Four state agencies, including the Department of Drug and Alcohol Programs, launched a survey to gauge interest and demand for the test strips, asking those interested about existing training, preferred brands, and current distribution methods.
Jordan Lewis, DDAP’s policy director, told the Capital-Star, that officials want those working in the field to drive decisions on resources, noting that the department is interested in existing trends and ways to adapt current deployment methods used by community organizations to a statewide program.
“We really want the field experts to guide us in terms of what brands they prefer and if there’s a specific reason they prefer them,” Lewis said.
Lewis is hopeful that the responses will help state agencies plan and budget for a program similar in scope to the one created by the Pennsylvania Commission on Crime and Delinquency to distribute Naloxone to first responders and the Department of Health’s standing Naloxone order, which made the overdose-reversal medication available to the general public.

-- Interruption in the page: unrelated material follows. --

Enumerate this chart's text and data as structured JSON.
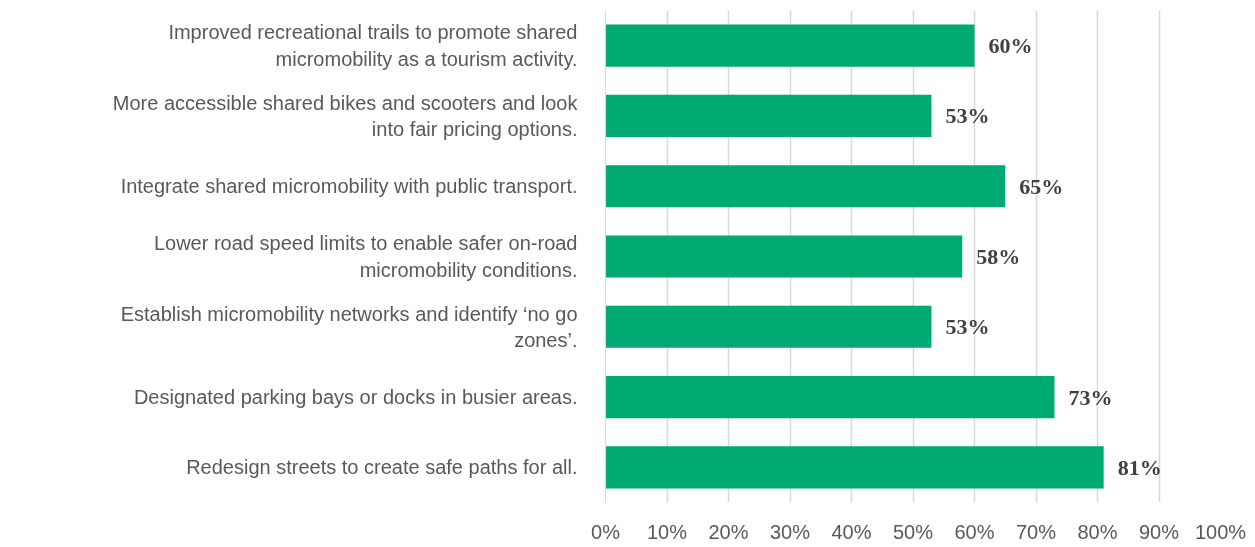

“We just want to make sure that something like that would work for these organizations as well,” Lewis explained, adding that the department wants to know whether PCCD’s program could serve as a model for another program.
As of Tuesday afternoon, the department had received 220 responses to the survey, Lewis said.
The department does not have an official end date for the survey, but Lewis said officials plan to analyze the responses within the next week.
“We’re really open to all the responses that are coming in and continuing to plan in the background,” Lewis said.
Pennsylvania overdose numbers hit a three-year high in 2020, largely due to the COVID-19 pandemic and challenges resulting from subsequent statewide shutdowns. State officials reported 5,168 overdose deaths in 2021, estimating that an average of 14 Pennsylvanians die every day from an overdose.
Pennsylvanians experiencing substance use disorder can use DDAP’s online treatment provider locator to find local treatment facilities. Resources are also available 24/7 through the department’s Get Help Now Hotline at 1-800-662-4357.